No, if you check my comment history you will see that I said something along the lines of don't flatten the curve, kill it with longer, harsher lockdowns. Just search for my top downvoted posts. I still maintain that stance, two months of harsh worldwide lockdowns would have killed the spread completely and we would have been completely opened by the middle of last summer. Australia almost managed it alone, and a bit more of the world joining them could have.
The data is not clear on this. Places that did no lockdown like Sweden have been pretty well off, other places that did heavy lock downs like NYC have not fared as well.
Sweeden has much worse results than that peers. NYC didn't do lockdowns well - the state sending infected people to nursing homes is the opposite of lockdowns.
> I bet you also said “3 weeks to flatten the curve!”
The vaccines were working perfectly in that regard until we hit a wall of people unwilling to take them, which brought us in the US to where we are today when antivax lag hampered us from outrunning the delta variant.
Iceland[1], with >70% vaccination rates, is seeing much different outcomes even in spite of record infections.
You don't think vendors that sell products that can leave you maimed for the rest of your life, damage or eliminate entirely your earning potential, destroy your marital relations, and destroy future of your children should not be liable for injuries caused by their product?
Really? You are against holding people liable for faulty products?
There wouldn't be a single car being sold if it was the case.
The vaccine was approved by the FDA, they did their part making sure it was safe. 100% certainty is impossible, and people should not be held liable to that.
Here, they pulled off their product off not because it was shown to be unsafe but because it was unprofitable. Due to the controversy, it was a tough sell, and lawsuits are costly no matter if you are right or wrong.
It’s not OR but AND: as described in that article, the law firms didn’t come up with the lawsuit out of the blue but saw the hundreds of people who set up “victims” groups alleging all sorts of injuries caused by the vaccine.
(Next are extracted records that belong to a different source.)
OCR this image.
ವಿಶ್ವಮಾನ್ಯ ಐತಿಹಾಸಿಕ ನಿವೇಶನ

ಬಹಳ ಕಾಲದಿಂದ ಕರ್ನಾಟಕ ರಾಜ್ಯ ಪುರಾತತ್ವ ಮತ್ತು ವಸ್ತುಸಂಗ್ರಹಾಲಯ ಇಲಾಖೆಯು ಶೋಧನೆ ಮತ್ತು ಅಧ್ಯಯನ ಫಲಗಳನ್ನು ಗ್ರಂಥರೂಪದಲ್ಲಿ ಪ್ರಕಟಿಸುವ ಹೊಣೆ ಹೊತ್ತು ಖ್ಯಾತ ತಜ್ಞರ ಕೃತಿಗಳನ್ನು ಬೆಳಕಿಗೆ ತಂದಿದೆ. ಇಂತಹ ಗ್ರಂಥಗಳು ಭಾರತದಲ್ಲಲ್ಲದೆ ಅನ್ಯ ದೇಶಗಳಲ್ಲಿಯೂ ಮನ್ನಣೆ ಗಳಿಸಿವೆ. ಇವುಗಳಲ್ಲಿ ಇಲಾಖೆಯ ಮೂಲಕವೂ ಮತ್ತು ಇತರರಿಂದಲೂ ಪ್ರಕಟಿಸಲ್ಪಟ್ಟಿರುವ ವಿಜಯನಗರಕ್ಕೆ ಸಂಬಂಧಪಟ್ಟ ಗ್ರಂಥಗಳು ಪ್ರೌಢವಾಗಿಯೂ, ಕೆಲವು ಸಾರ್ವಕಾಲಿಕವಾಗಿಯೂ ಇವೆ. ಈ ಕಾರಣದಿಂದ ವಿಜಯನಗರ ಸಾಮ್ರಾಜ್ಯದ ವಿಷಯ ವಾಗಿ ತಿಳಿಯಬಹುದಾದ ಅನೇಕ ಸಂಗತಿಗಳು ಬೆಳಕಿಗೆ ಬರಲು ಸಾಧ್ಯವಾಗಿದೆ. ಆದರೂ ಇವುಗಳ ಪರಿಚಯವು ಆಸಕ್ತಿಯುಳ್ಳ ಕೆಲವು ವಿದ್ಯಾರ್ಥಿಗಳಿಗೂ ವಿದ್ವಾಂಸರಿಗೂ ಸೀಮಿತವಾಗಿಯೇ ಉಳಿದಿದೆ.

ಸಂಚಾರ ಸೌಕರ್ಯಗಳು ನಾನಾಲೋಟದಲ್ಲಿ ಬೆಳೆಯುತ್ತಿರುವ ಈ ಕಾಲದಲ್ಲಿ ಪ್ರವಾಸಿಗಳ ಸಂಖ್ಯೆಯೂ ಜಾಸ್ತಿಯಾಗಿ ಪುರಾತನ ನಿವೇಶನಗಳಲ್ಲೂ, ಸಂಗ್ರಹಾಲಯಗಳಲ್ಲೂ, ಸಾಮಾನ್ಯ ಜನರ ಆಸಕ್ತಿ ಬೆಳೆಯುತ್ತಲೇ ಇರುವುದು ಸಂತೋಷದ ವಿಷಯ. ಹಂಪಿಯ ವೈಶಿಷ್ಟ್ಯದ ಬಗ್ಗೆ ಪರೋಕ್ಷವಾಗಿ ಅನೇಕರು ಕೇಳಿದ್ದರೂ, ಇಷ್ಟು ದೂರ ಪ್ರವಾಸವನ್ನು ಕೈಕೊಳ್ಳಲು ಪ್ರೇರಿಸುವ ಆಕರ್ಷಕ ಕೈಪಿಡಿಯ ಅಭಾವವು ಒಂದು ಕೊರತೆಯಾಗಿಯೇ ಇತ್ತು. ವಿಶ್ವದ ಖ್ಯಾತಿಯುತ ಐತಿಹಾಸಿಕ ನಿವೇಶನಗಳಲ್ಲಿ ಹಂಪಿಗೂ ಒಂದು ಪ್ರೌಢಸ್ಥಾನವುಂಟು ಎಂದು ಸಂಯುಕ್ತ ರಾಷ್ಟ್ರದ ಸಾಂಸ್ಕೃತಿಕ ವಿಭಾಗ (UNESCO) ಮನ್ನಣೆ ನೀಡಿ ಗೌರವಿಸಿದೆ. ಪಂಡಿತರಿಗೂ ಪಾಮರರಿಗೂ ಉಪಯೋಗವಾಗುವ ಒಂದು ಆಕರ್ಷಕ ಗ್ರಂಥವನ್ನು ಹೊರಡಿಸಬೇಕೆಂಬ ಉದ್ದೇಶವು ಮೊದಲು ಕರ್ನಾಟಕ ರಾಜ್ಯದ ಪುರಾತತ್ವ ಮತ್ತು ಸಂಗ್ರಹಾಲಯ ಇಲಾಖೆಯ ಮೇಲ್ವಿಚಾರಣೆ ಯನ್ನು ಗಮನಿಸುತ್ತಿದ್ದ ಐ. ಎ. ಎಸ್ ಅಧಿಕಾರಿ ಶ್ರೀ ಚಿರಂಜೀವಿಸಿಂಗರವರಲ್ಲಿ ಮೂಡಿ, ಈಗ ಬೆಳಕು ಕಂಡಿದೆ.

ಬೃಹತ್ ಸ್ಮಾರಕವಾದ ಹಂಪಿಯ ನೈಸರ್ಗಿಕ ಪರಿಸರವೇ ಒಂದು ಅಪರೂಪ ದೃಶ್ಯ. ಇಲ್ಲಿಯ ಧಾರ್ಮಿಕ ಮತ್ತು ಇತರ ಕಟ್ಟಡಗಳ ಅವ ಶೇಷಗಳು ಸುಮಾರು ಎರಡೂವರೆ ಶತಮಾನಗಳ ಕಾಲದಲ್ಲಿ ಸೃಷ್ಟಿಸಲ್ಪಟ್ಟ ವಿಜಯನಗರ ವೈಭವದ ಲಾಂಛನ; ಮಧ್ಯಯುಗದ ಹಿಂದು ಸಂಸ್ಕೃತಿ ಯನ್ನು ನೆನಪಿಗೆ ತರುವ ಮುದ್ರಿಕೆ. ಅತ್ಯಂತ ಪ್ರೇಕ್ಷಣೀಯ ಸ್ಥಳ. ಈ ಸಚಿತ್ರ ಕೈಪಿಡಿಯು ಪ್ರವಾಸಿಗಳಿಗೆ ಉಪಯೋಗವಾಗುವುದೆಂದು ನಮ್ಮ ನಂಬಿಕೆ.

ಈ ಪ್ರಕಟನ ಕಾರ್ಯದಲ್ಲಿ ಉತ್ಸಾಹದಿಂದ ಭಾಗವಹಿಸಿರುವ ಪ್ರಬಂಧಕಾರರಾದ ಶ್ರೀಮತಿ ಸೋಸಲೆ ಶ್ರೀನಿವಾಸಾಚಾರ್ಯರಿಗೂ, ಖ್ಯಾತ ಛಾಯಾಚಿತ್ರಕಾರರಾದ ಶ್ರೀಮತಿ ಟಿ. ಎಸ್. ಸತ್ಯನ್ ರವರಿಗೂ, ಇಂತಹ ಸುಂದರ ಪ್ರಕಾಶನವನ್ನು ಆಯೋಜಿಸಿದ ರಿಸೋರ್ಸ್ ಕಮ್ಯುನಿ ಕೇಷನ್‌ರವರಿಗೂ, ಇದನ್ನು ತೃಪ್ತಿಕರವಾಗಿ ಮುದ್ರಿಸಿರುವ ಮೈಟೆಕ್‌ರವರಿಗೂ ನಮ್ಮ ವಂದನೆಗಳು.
It seems noteworthy that this was relatively early in the Internet reshaping society: these groups had websites but not massive companies like Facebook promoting them. This ability for people to self-organize and diagnose at a large scale is still having interesting ripple effects, both helping people with unusual conditions which are commonly misdiagnosed and helping build lawsuits or political movements from people who really aren’t interested in accepting the science.
Every time you get a tick you should remember that you could be safe from lyme, but the antivax movement took that away from us.